With this 2010 play, Nii also blazed her own path. A former journalist, she would become the first Asian American playwright in Utah to have a work professionally produced. Her body of work expanded rapidly in diversity of genres and narrative treatments, garnering recognition from national organizations with award nominations and a grant, for example. But, Nii’s creative voice is now silenced, due to hippocampal atrophy, as noted previously.
There are numerous stunning parallels that pop in the play. Nii and Thurman were both journalists in their professional lives. Lines that Nii wrote 13 years ago carry even greater dramatic impact that only a gifted actor who has fully absorbed the meaning of the character he portrays as well as the bond of the playwright to the story of that character could interpret so powerfully. In fact, Nii said in 2010 and reiterated last year that she always had envisioned Bluford as the most suited actor to transmit the voice of Thurman on stage.
“It’s true, you know, what happens when death approaches,” Thurman says in the play. Bluford quickens, stretches, quickens and then stretches again the words. “Suddenly there is no and too much time, and there’s little for the brain to do but wonder about any number of impossibilities: what would have been different had I done that thing or another, at that time or another? If I’d made more of an effort, could I have become more than the sum of my failings?”
One of the greatest skills a journalist possesses is the ability to take volumes of research and to distill them in a concise, clarifying manner, without sacrificing the importance of truth and contextual significance. When such a journalist becomes a playwright, the embodiment of emotional connection magnifies those skills, giving the actor the opportunity to produce earnest moments which are unforgettable.
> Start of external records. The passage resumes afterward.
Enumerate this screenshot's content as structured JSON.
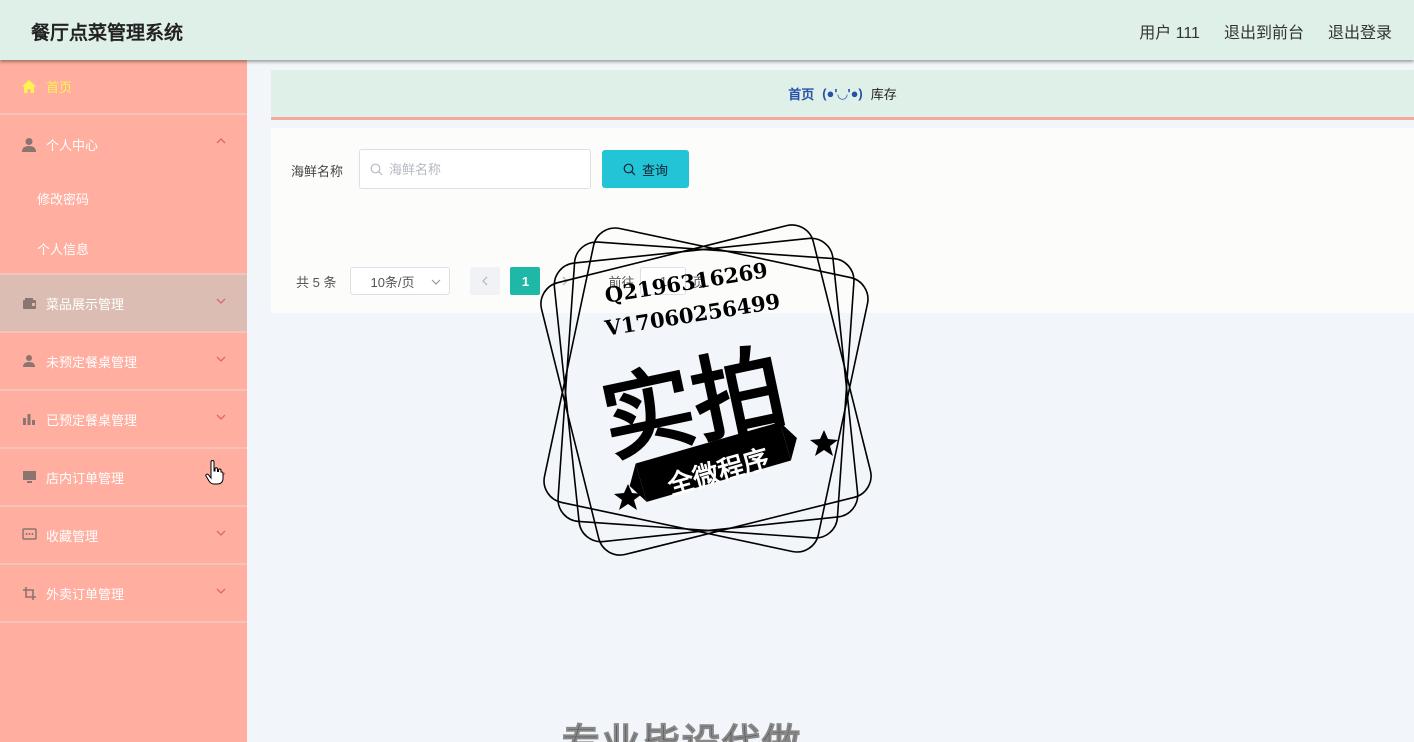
{
  "header": {
    "title": "餐厅点菜管理系统",
    "user": "用户 111",
    "to_front": "退出到前台",
    "logout": "退出登录"
  },
  "sidebar": {
    "home": "首页",
    "personal_center": "个人中心",
    "change_password": "修改密码",
    "personal_info": "个人信息",
    "items": [
      {
        "label": "菜品展示管理",
        "icon": "wallet-icon"
      },
      {
        "label": "未预定餐桌管理",
        "icon": "user-stamp-icon"
      },
      {
        "label": "已预定餐桌管理",
        "icon": "bar-chart-icon"
      },
      {
        "label": "店内订单管理",
        "icon": "monitor-icon"
      },
      {
        "label": "收藏管理",
        "icon": "chat-icon"
      },
      {
        "label": "外卖订单管理",
        "icon": "crop-icon"
      }
    ]
  },
  "breadcrumb": {
    "home": "首页",
    "face": "(●'◡'●)",
    "current": "库存"
  },
  "search": {
    "label": "海鲜名称",
    "placeholder": "海鲜名称",
    "value": "",
    "button": "查询"
  },
  "pagination": {
    "total": "共 5 条",
    "page_size": "10条/页",
    "current_page": "1",
    "goto_label": "前往",
    "goto_value": "1",
    "page_suffix": "页"
  },
  "watermark": {
    "line1": "Q2196316269",
    "line2": "V17060256499",
    "main": "实拍",
    "ribbon": "全微程序",
    "bottom": "专业毕设代做"
  },
  "colors": {
    "header_bg": "#dff0e8",
    "sidebar_bg": "#ffae9f",
    "home_active": "#fff44f",
    "query_button": "#23c4d6",
    "page_active": "#1fb7a6"
  }
}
In another moment, Bluford is just as astonishing. Thurman rattles off the names of the gods he most admires: “Aristotle and Euripides, Shakespeare and Dickens, James and Wharton, Toomer and Hughes. My gods, all. I gathered them together, there at the Manor. And for that blink of time, it was rapture.”
Listening closely, one knows Bluford’s earnest voice indicates that his personal sensation of rapture includes Thurman and Nii. Bluford, who has said that the first experience of portraying Thurman shaped his development as an actor and as a writer, expresses his gratitude on stage with elegant discretion, which authenticates Fire! as the perfect trinity for him, Nii and Plan-B.
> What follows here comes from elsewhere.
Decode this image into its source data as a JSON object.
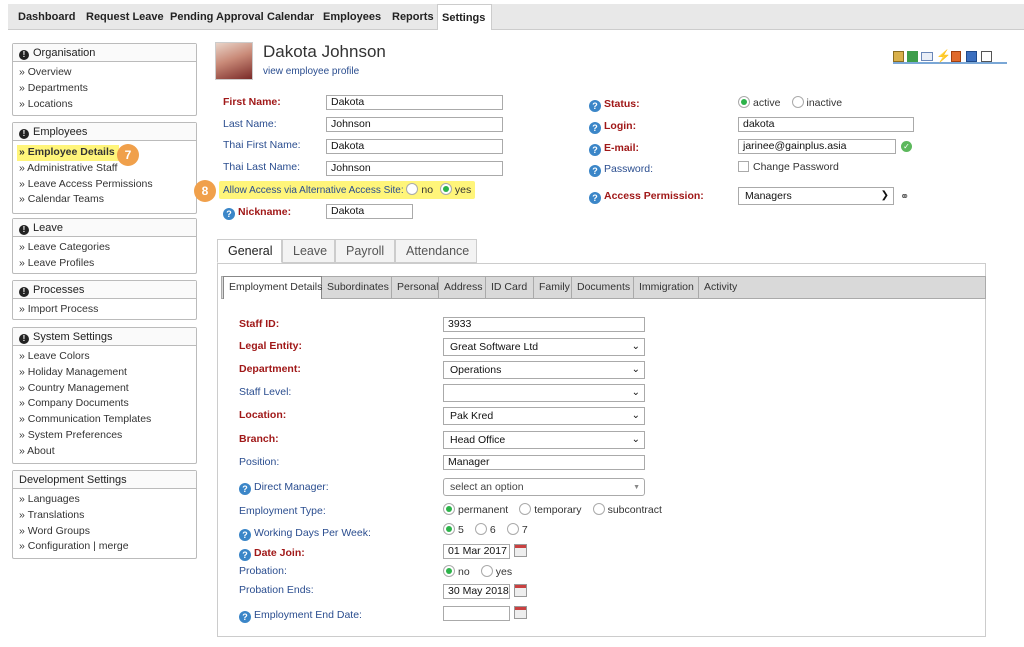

Plan-B occupies a unique place with a brand of intimate chamber theater that strikes at the heart and soul in deep roots, which require us as audience members to watch and listen as closely as possible to find the connection that matters the most personally. Fire! is one of those productions that leaves different impacts on different audiences. Younger audiences appreciate Thurman’s wit in a way that eludes their older counterparts, thus proving how fresh and relevant both playwright and actor have made a figure from a century ago profoundly relatable. Others are struck by the fact that a young non-Mormon African American from Utah rose quickly to have a major presence in the Harlem Renaissance. And, there are others who watch intently, a gesture of respect and reverence for the playwright and actor and their exceptional gifts.